The University of Southampton

It is the movement of data, not arithmetic operations, that dominate the energy costs of deep learning inference calculations. In this work, we focus on reducing these data movements costs by reducing the number of unique weights in a network. The thinking goes that if the number of unique weights was to be kept small enough, then the entire network could be distributed and stored on processing elements (PEs) within accelerators, and the data movement costs for weight reads substantially reduced.

To this end, we investigate the merits of a method, which we call Weight Fixing Networks (WFN). We design the approach to realise four model outcome objectives: i) very few unique weights, ii) low-entropy weight encodings, iii) unique weight values which are amenable to energy-saving versions of hardware multiplication, and iv) lossless task-performance.

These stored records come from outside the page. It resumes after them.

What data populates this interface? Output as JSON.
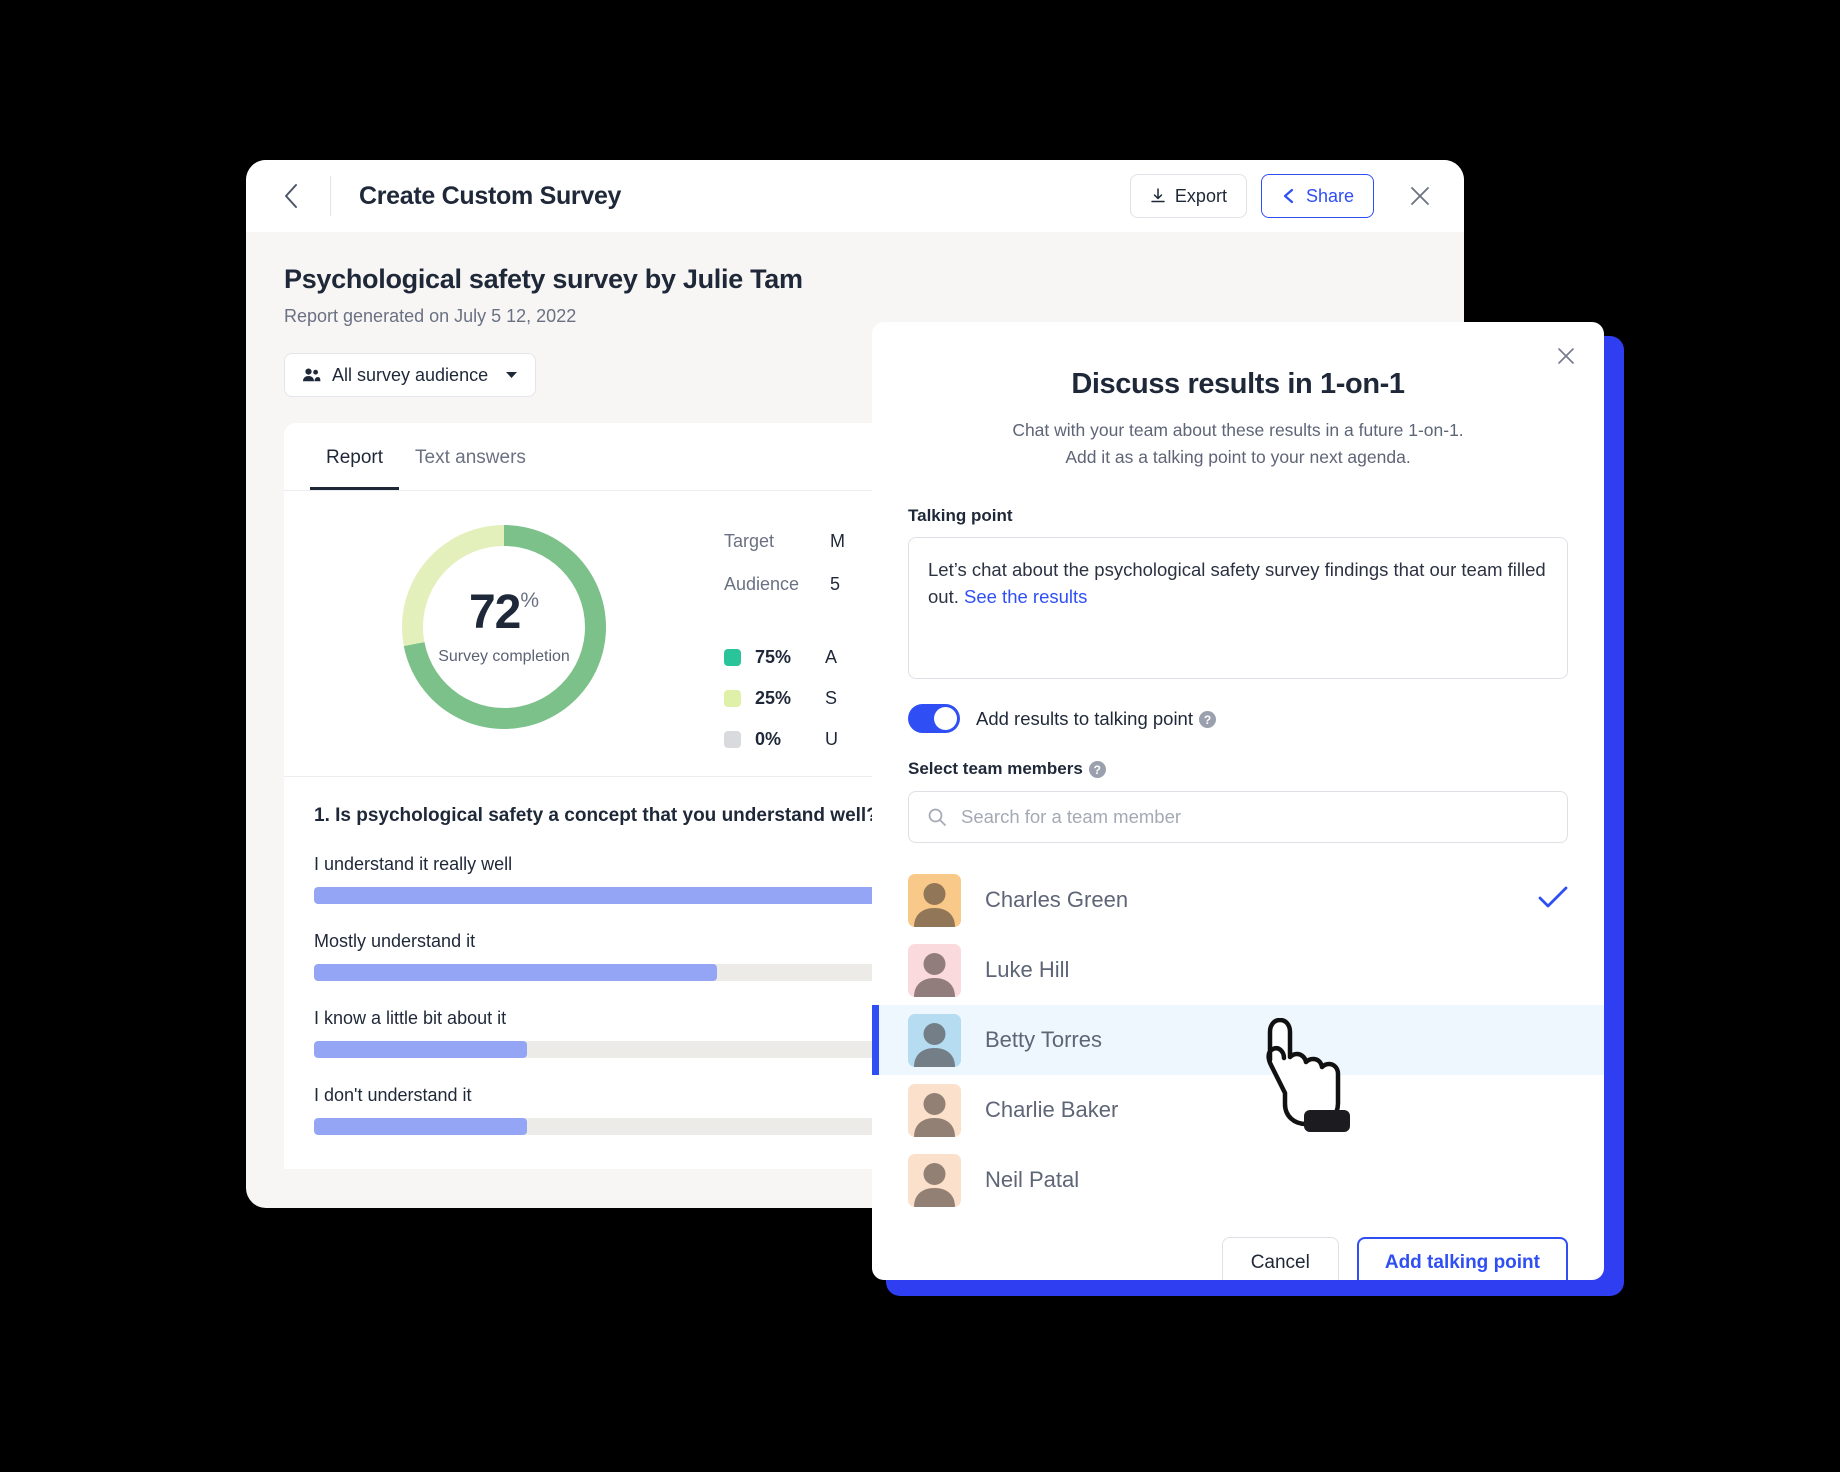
{
  "app": {
    "title": "Create Custom Survey",
    "back_icon": "chevron-left-icon",
    "export_label": "Export",
    "export_icon": "download-icon",
    "share_label": "Share",
    "share_icon": "share-icon",
    "close_icon": "close-icon",
    "report_title": "Psychological safety survey by Julie Tam",
    "report_subtitle": "Report generated on July 5 12, 2022",
    "audience_filter": {
      "label": "All survey audience",
      "icon": "people-icon",
      "caret": "chevron-down-icon"
    },
    "tabs": [
      {
        "label": "Report",
        "active": true
      },
      {
        "label": "Text answers",
        "active": false
      }
    ]
  },
  "chart_data": {
    "type": "pie",
    "title": "Survey completion",
    "center_value": "72",
    "center_unit": "%",
    "center_label": "Survey completion",
    "slices": [
      {
        "label": "Answered",
        "value": 75,
        "display": "75%",
        "color": "#2ac49a"
      },
      {
        "label": "Sent",
        "value": 25,
        "display": "25%",
        "color": "#dff0a8"
      },
      {
        "label": "Unopened",
        "value": 0,
        "display": "0%",
        "color": "#d8dade"
      }
    ],
    "donut_arc_pct": 72,
    "donut_colors": {
      "filled": "#7cc08a",
      "remaining": "#e4f0bc"
    },
    "stats": [
      {
        "key": "Target",
        "value": "M"
      },
      {
        "key": "Audience",
        "value": "5"
      }
    ],
    "legend": [
      {
        "pct": "75%",
        "text": "A",
        "color": "#2ac49a"
      },
      {
        "pct": "25%",
        "text": "S",
        "color": "#dff0a8"
      },
      {
        "pct": "0%",
        "text": "U",
        "color": "#d8dade"
      }
    ]
  },
  "question": {
    "title": "1. Is psychological safety a concept that you understand well?",
    "bars": [
      {
        "label": "I understand it really well",
        "pct": 73
      },
      {
        "label": "Mostly understand it",
        "pct": 36
      },
      {
        "label": "I know a little bit about it",
        "pct": 19
      },
      {
        "label": "I don't understand it",
        "pct": 19
      }
    ],
    "bar_color": "#93a5f4",
    "track_color": "#ecebe8"
  },
  "modal": {
    "close_icon": "close-icon",
    "title": "Discuss results in 1-on-1",
    "subtitle_line1": "Chat with your team about these results in a future 1-on-1.",
    "subtitle_line2": "Add it as a talking point to your next agenda.",
    "talking_point_label": "Talking point",
    "talking_point_text": "Let’s chat about the psychological safety survey findings that our team filled out. ",
    "talking_point_link": "See the results",
    "toggle": {
      "label": "Add results to talking point",
      "on": true,
      "help_icon": "help-icon",
      "help_glyph": "?"
    },
    "members_label": "Select team members",
    "members_help_glyph": "?",
    "search": {
      "placeholder": "Search for a team member",
      "value": "",
      "icon": "search-icon"
    },
    "members": [
      {
        "name": "Charles Green",
        "selected": true,
        "highlighted": false,
        "avatar_bg": "#f9c98a",
        "check_icon": "check-icon"
      },
      {
        "name": "Luke Hill",
        "selected": false,
        "highlighted": false,
        "avatar_bg": "#fadadd"
      },
      {
        "name": "Betty Torres",
        "selected": false,
        "highlighted": true,
        "avatar_bg": "#b6dcf2"
      },
      {
        "name": "Charlie Baker",
        "selected": false,
        "highlighted": false,
        "avatar_bg": "#fbe0cb"
      },
      {
        "name": "Neil Patal",
        "selected": false,
        "highlighted": false,
        "avatar_bg": "#fbe0cb"
      }
    ],
    "cancel_label": "Cancel",
    "primary_label": "Add talking point",
    "accent_color": "#2f4ff5",
    "highlight_bg": "#eef7fd"
  },
  "cursor": {
    "icon": "pointing-hand-cursor"
  }
}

Some of these goals are conflicting. To best balance these conflicts, we combine a few novel (and some well-trodden) tricks; a novel regularisation term, (i, ii) a view of clustering cost as relative distance change (i, ii, iv), and a focus on whole-network re-use of weights (i, iii). The method is applied iteratively, and we achieve state-of-the-art (SOTA) results across relevant metrics. Our Imagenet experiments demonstrate lossless compression using 50x fewer unique weights and half the weight-space entropy than SOTA quantisation approaches.